Saatnya Berdemokrasi ala Indonesia (2)

3 November 2014   05:55 Diperbarui: 17 Juni 2015   18:50 74
+
Laporkan Konten
Laporkan Akun
Kompasiana adalah platform blog. Konten ini menjadi tanggung jawab bloger dan tidak mewakili pandangan redaksi Kompas.
Lihat foto
Bagikan ide kreativitasmu dalam bentuk konten di Kompasiana | Sumber gambar: Freepik

Mengapa saat ini dalam sistem demokrasi kita pengambilan keputusan dengan cara voting seakan menjadi "tradisi"? Apa kelebihan dan kekurangan cara voting dibanding dengan musyawarah mufakat?

Voting memang sebuah tradisi dalam demokrasi di Indonesia semenjak masa reformasi. Kita saksikan secara langsung di TV pelaksanaan voting di lembaga demokrasi seperti DPR dan DPRD mulai dilaksanakan saat itu. Sebelum masa reformasi hampir tidak pernah kita dapat meyaksikan "pertunjukan" demokrasi yang demikian.
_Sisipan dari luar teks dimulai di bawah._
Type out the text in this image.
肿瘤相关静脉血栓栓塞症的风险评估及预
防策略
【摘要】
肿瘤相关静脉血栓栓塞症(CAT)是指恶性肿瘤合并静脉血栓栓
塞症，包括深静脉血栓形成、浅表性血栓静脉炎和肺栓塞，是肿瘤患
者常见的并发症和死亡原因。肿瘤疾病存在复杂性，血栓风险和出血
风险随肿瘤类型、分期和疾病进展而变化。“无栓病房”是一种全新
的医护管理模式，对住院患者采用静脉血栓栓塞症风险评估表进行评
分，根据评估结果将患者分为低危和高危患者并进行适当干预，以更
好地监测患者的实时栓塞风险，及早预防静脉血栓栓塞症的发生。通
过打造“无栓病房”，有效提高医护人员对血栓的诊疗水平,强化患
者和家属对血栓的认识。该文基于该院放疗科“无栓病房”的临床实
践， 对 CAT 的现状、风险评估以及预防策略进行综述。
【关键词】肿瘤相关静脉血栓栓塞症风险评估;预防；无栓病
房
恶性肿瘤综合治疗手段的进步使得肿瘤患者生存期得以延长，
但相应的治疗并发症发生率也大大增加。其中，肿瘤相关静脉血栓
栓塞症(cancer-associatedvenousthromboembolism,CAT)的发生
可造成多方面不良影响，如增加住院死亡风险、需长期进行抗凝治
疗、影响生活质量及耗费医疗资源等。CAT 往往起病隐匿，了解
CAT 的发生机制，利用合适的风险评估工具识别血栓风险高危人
Apalagi pada akhir-akhir ini begitu DPR hasil pileg 2014 dilantik "voting" demi "voting" terus menghiasi layar kaca seolah menjadi serial TV yang kita saksikan secara sambung-menyambung. Idealnya sistem voting akan memberikan jalan keluar di saat pengambilan keputusan mengalami kebuntuan, ternyata hal itu tidak akan terwujud mana kala pihak-pihak yang terlibat justru tidak meyakini bahwa sistem voting sebagai sebuah aturan main yang resmi. Voting memang adu kuat, adu banyak, dan adu strategi. Prasyarat pelaksanaan voting yang ideal menurut saya adalah saat para pihak yang terlibat dalam posisi bebas, merdeka tanpa ikatan (dalam sistem pemilu sering disebut LUBER dan JURDIL). Namun manakala para pihak yang terlibat tidak dalam posisi yang demikian sebenarnya voting hanyalah perwujudan dari perhitungan matematis yang tak mungkin meleset. Kemenangan telah dapat ditentukan jauh sebelum pelaksanaan voting dilaksanakan. Jadi apa yang salah dengan sistem voting? Bukan sistem votingnya yang salah, menurut saya aturan mainnya yang mengkerdilkan sistem voting. Akibatnya pihak yang sudah merasa kalah sebelum bertanding tidak/kurang dapat menerima keputusan yang diambil. Contoh nyata adalah saat pemilihan pimpinan DPR dan MPR. Dengan sistem yang sama, namun beda rasa. Saat pemilihan DPR pihak yang secara matematis kalah sudah pasrah, sementara saat pemilihan pimpinan MPR, kedua pihak merasa ada harapan untuk meraih dukungan dari DPD yang diyakini dalam posisi netral secara individu, walaupun secara lembaga sudah menyatakan dukungan pada salah satu pihak. Cita rasa demokrasi lebih terasa disana.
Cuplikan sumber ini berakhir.